Table 1: Sample Data

Data 1 Data 1_1 
0.229762 0.22976
0.370426   0.37043 
0.402137   0.40214 
0.589118   0.58912
0.776588   0.77659
0.845852   0.84585 
0.969874  2.00000 

From this data we can calculate the following estimates of sigma and see how the IQR method is robust to an outlier. The classic method and the R/2.5 method change significantly with the presence of an outlier.
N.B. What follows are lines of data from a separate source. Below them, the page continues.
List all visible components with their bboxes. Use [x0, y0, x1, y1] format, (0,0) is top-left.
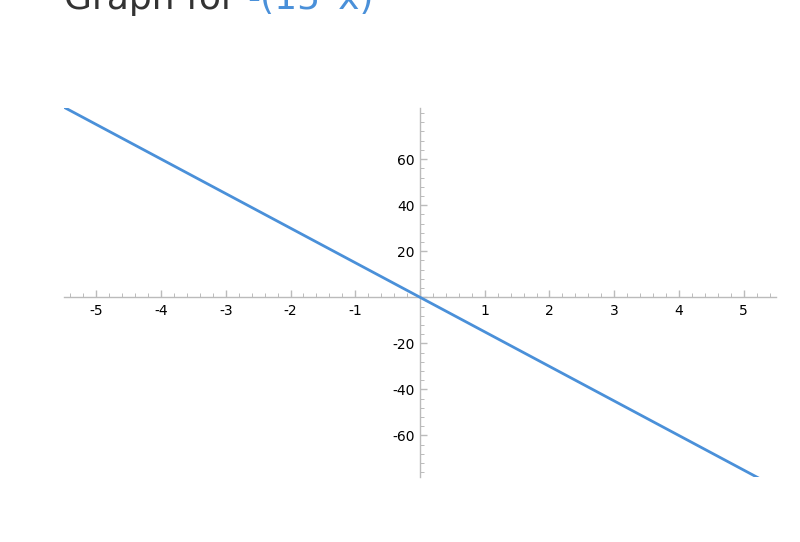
Text: Graph for: Graph for: [64, 0, 247, 16]
Text: -(15*x): -(15*x): [247, 0, 374, 16]
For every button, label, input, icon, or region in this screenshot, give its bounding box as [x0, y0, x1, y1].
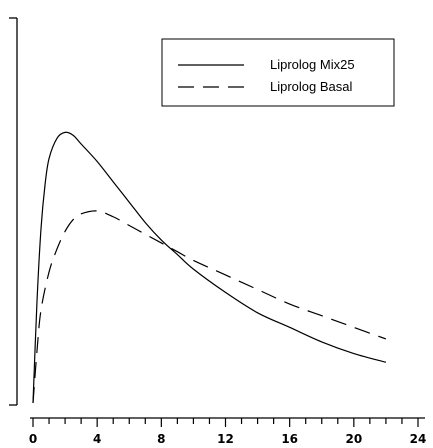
x-axis-tick-labels: 0 4 8 12 16 20 24: [29, 432, 427, 446]
x-tick-label: 20: [345, 432, 362, 446]
legend-box: [161, 38, 395, 107]
x-tick-label: 12: [217, 432, 234, 446]
x-axis-ticks: [32, 418, 419, 427]
legend-label-series-0: Liprolog Mix25: [270, 57, 355, 72]
legend-label-series-1: Liprolog Basal: [270, 79, 352, 94]
x-tick-label: 8: [157, 432, 165, 446]
x-tick-label: 0: [29, 432, 37, 446]
series-line-0: [32, 131, 387, 404]
legend: Liprolog Mix25 Liprolog Basal: [161, 38, 395, 107]
x-tick-label: 24: [410, 432, 427, 446]
x-tick-label: 4: [93, 432, 101, 446]
x-tick-label: 16: [281, 432, 298, 446]
series-layer: [32, 131, 387, 404]
series-line-1: [32, 210, 387, 404]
Table 2: Comparing IQR and R to Classic Sigma

Classic Sigma IQR/1.55 Range/2.5
No Outlier 0.76  0.307   0.296 
With Outlier  0.596   0.307   0.708 

For ease of calculations, if you are given a choice, a sample size of N = 7 allows the IQR to be easily solved. For N = 7, the third quartile is the sixth data point in ordered data, and the first quartile is the second data point in the ordered data. When N = 11, then the third quartile is the ninth point and the first quartile is the third point.